Scaffold.local_init_op works as intended, thanks for the suggestion. Here is a working example for future reference:

Scaffold = tf.train.Scaffold(
    local_init_op=control_flow_ops.group(variables.local_variables_initializer(),
                                         lookup_ops.tables_initializer(),
                                         iter_init_op)
    )

Datasets is a pleasant API, thanks for the effort.

@mrry Thanks, It works without any hooks 👍. So the solution is to invoke the iterator.string_handle() before creating the MonitoredSession.

# Iterator Handle and MonitoredTrainingSession

dataset_train = Dataset.range(10)
dataset_val = Dataset.range(90, 100)

iter_train_handle = dataset_train.make_one_shot_iterator().string_handle()
iter_val_handle = dataset_val.make_one_shot_iterator().string_handle()

handle = tf.placeholder(tf.string, shape=[])
iterator = Iterator.from_string_handle(
    handle, dataset_train.output_types, dataset_train.output_shapes)
next_batch = iterator.get_next()

with tf.train.MonitoredTrainingSession() as sess:
    handle_train, handle_val = sess.run([iter_train_handle, iter_val_handle])
    
    for step in range(10):
        print('train', sess.run(next_batch, feed_dict={handle: handle_train}))
        
        if step % 3 == 0:
            print('val', sess.run(next_batch, feed_dict={handle: handle_val}))

Output:
('train', 0)
('val', 90)
('train', 1)
('train', 2)
('val', 91)
('train', 3)

Thanks for confirming that that works!
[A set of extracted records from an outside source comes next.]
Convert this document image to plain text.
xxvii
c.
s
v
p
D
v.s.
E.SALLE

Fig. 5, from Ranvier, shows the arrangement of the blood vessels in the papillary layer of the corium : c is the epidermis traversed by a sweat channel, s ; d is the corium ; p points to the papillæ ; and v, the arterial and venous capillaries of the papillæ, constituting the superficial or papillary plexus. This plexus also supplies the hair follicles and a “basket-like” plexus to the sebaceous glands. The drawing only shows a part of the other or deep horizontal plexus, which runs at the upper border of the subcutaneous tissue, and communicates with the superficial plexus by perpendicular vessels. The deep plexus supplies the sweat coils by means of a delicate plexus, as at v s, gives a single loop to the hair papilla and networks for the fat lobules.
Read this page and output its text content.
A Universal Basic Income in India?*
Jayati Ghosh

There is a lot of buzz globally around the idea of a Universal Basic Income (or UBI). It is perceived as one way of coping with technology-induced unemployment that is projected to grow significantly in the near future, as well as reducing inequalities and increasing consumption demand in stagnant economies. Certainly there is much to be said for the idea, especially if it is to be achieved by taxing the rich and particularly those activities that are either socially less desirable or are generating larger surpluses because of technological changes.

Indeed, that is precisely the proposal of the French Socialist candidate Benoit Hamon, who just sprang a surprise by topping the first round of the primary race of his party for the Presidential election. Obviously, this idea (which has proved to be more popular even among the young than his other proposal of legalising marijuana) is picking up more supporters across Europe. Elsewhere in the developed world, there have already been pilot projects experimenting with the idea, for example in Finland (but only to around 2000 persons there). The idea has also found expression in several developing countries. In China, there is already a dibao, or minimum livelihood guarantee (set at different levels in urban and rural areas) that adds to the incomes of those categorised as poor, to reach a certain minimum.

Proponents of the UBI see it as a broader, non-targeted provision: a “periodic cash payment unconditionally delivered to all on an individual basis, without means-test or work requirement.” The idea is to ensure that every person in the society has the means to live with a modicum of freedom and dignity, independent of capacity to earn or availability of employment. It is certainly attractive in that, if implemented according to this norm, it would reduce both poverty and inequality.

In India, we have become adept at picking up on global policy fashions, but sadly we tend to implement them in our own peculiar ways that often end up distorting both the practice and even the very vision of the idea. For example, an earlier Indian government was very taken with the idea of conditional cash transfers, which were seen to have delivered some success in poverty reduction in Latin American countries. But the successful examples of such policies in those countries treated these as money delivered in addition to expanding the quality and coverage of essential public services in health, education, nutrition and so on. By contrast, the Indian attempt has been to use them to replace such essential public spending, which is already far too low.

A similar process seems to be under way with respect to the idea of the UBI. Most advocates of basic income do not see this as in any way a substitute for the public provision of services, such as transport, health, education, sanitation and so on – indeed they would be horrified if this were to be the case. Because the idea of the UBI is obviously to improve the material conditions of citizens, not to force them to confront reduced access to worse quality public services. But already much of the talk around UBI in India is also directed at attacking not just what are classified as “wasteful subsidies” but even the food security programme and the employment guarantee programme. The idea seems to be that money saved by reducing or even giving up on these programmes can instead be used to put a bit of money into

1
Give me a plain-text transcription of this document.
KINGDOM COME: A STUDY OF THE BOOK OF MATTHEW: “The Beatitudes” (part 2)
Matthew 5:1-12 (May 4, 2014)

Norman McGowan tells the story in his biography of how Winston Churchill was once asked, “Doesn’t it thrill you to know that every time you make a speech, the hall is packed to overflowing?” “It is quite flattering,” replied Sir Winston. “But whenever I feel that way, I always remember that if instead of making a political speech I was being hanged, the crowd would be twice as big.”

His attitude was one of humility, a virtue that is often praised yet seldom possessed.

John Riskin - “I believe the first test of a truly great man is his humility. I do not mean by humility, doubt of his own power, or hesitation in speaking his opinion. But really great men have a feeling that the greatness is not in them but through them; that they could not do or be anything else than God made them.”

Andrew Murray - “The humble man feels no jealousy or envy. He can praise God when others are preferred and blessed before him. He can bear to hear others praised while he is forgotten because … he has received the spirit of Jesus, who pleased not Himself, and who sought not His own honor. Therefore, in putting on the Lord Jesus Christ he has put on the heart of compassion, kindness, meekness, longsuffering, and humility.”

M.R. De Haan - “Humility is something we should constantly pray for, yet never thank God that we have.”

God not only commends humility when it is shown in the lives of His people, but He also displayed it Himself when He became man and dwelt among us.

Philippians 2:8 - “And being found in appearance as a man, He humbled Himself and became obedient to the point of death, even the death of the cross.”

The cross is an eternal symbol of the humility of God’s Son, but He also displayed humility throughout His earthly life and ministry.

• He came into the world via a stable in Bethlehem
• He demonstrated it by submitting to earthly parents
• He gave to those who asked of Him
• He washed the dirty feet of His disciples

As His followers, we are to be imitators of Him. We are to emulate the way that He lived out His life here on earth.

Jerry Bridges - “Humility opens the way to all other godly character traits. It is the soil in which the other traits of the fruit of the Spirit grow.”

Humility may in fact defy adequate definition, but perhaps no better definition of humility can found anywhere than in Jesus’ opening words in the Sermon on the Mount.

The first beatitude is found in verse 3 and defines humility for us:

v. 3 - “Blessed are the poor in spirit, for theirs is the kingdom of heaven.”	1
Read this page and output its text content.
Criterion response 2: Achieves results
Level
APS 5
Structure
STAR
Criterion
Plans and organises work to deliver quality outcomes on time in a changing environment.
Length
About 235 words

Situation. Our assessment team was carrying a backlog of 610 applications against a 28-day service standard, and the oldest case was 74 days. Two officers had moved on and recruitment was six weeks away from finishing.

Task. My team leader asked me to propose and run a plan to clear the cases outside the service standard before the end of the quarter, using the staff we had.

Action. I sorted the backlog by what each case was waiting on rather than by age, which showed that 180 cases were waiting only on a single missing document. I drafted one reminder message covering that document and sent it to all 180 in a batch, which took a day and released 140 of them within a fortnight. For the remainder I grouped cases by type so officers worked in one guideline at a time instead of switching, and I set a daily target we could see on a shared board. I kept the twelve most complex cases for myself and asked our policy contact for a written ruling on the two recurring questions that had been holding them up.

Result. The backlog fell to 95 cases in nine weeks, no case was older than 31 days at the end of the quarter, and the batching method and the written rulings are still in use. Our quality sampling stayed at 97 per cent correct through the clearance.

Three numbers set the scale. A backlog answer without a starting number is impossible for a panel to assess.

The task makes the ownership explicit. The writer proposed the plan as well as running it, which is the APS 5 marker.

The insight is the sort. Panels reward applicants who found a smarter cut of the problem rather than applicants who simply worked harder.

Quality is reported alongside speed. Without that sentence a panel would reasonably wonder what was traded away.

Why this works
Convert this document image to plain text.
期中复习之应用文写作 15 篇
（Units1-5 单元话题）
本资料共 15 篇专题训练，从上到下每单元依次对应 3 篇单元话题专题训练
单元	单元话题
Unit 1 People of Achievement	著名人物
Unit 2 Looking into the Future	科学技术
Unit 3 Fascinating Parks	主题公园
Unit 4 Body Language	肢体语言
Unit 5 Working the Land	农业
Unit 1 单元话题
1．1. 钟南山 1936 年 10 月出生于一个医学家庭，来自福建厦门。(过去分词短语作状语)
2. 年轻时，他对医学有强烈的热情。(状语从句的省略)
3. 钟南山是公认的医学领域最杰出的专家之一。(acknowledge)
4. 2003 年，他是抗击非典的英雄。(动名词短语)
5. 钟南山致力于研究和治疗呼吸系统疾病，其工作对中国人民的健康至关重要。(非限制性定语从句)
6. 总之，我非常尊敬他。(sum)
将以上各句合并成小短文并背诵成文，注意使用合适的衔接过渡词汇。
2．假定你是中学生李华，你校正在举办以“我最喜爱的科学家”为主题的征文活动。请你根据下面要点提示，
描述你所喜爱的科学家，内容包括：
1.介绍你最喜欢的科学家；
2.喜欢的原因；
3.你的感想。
We’re definitely still looking for a way to make Datasets work more naturally with MonitoredSession, though 😃.

Right, the handles could potentially be collected in the after_session_create() method. Annoyingly, you’ll need to call iterator.string_handle() on each of the iterators before creating the MonitoredSession, and pass the resulting string-valued tf.Tensor objects to the hook.